When investing tends to win
If you locked in a low fixed rate — plenty of homeowners refinanced or bought at rates near 3% in 2020–2021 — that "guaranteed return" from paying off early is quite low compared to realistic long-run market returns. In that scenario, investing the extra money instead, rather than accelerating a cheap mortgage, usually comes out ahead by a wide margin over a long horizon. An investment vs mortgage payoff calculator comparison is most lopsided in exactly this situation.
What this calculator can't weigh for you
- Risk tolerance — paying down debt is certain; investment returns are not. A string of poor early returns can leave Strategy B behind even if the long-run average return used here would have won.
- The mortgage interest deduction — if you itemize deductions, your effective mortgage rate is somewhat lower than your stated rate, which would modestly favor investing. Since the standard deduction is now high enough that most filers no longer itemize, this often doesn't apply — but check your own situation.
- Liquidity — money paid into home equity isn't easily accessible without a refinance, HELOC, or sale. Money in an investment account generally is. That flexibility has value beyond the pure numbers here.
For the payoff side alone — without the investing comparison — our Online Mortgage Payoff Calculator shows the payoff timeline and interest savings by themselves.

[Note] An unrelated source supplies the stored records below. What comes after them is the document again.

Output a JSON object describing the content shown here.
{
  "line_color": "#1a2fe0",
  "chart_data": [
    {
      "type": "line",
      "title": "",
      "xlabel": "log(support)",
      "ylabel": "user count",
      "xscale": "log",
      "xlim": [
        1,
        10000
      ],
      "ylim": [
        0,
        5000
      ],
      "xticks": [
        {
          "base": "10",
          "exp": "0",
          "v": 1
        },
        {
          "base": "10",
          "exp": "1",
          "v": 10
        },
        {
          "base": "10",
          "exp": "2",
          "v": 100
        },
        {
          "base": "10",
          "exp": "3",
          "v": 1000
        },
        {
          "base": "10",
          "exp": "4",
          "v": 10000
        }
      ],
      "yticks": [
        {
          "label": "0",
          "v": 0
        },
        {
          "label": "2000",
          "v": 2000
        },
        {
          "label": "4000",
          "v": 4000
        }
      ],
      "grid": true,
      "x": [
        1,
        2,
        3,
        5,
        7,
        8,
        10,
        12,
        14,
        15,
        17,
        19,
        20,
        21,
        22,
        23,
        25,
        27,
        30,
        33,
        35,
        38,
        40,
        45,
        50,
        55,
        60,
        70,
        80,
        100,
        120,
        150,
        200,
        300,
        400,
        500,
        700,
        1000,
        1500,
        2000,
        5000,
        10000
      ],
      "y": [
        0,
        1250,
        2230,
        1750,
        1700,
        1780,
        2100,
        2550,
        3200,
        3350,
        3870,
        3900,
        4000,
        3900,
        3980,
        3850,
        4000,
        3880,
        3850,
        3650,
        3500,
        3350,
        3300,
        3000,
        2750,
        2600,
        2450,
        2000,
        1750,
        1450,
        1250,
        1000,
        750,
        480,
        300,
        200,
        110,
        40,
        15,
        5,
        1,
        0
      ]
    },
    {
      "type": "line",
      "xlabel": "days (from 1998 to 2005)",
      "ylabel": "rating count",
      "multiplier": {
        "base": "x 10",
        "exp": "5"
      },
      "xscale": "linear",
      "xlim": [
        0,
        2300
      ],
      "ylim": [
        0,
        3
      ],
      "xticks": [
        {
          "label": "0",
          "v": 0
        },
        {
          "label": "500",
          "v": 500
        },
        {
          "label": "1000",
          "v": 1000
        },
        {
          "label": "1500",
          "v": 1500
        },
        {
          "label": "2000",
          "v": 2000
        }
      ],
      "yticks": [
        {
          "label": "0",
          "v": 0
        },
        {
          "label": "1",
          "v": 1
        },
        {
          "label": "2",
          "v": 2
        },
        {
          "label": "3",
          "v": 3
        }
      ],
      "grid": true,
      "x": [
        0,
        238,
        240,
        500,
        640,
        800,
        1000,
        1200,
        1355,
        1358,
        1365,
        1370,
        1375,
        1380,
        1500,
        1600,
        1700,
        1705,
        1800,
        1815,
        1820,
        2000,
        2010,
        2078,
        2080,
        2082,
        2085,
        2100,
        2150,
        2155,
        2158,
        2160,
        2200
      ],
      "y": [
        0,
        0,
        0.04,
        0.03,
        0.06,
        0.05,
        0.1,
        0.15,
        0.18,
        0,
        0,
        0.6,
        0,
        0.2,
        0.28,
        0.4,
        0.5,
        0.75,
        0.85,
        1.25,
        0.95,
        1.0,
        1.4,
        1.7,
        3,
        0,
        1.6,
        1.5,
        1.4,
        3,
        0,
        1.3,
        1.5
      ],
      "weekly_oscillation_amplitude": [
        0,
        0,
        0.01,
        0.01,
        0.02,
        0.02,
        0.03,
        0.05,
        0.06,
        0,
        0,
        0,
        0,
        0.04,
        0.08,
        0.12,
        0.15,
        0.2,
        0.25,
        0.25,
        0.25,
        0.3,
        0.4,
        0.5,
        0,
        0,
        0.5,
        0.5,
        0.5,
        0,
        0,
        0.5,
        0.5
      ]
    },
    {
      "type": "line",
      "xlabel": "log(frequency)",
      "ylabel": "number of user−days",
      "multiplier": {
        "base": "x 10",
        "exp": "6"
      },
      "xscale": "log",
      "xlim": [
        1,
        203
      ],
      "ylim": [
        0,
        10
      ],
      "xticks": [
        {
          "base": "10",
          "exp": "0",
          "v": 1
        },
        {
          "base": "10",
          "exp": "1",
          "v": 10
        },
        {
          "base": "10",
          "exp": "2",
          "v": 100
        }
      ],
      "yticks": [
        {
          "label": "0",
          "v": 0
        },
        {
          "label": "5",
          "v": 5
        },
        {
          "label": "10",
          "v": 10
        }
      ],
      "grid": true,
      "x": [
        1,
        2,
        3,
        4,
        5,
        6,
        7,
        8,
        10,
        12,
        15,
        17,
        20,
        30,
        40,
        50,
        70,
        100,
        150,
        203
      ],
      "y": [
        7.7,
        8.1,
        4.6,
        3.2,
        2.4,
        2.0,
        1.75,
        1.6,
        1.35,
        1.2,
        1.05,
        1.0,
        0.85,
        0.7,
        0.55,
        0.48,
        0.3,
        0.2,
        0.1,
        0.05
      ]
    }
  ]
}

Both strategies use standard mortgage amortization math and monthly-compounding investment growth at a fixed assumed rate. This is a planning comparison based on assumptions you control, not a guarantee — actual investment returns vary year to year, and this doesn't constitute financial advice.
Frequently asked questions
Before you decide where the extra money goes.
Should I pay off my mortgage early or invest the extra money?
It depends mainly on the gap between your mortgage rate and a realistic expected investment return, plus your personal risk tolerance. A low mortgage rate relative to expected returns tends to favor investing; a high mortgage rate relative to conservative return expectations tends to favor paying off early.
Isn't paying off my mortgage a "guaranteed" return equal to my interest rate?
Effectively, yes, for the extra principal paid — but the comparison isn't just about the rate. Investing extra money starting immediately gives it more time to compound than money that only starts investing after the mortgage is paid off years later, which can narrow or even flip the expected advantage.
Does this account for the mortgage interest tax deduction?
Not directly. If you itemize deductions, your effective mortgage rate is somewhat lower than your stated rate, slightly favoring investing. Since the standard deduction is now high enough that most filers don't itemize, this usually has limited impact, but confirm your own situation.
What if the market has a bad decade?
This calculator assumes a smooth average annual return, which real markets don't deliver — a genuinely bad stretch of returns, especially early in the horizon, could leave the investing strategy behind the payoff strategy even if the long-run average used here would have won. That real-world risk isn't priced into this comparison.
Is there a middle ground between the two strategies?
Yes — many people split the extra amount, putting some toward extra mortgage principal and some toward investments, rather than committing 100% to either strategy. This calculator compares the two pure strategies as endpoints; a blend would land somewhere between the two results shown.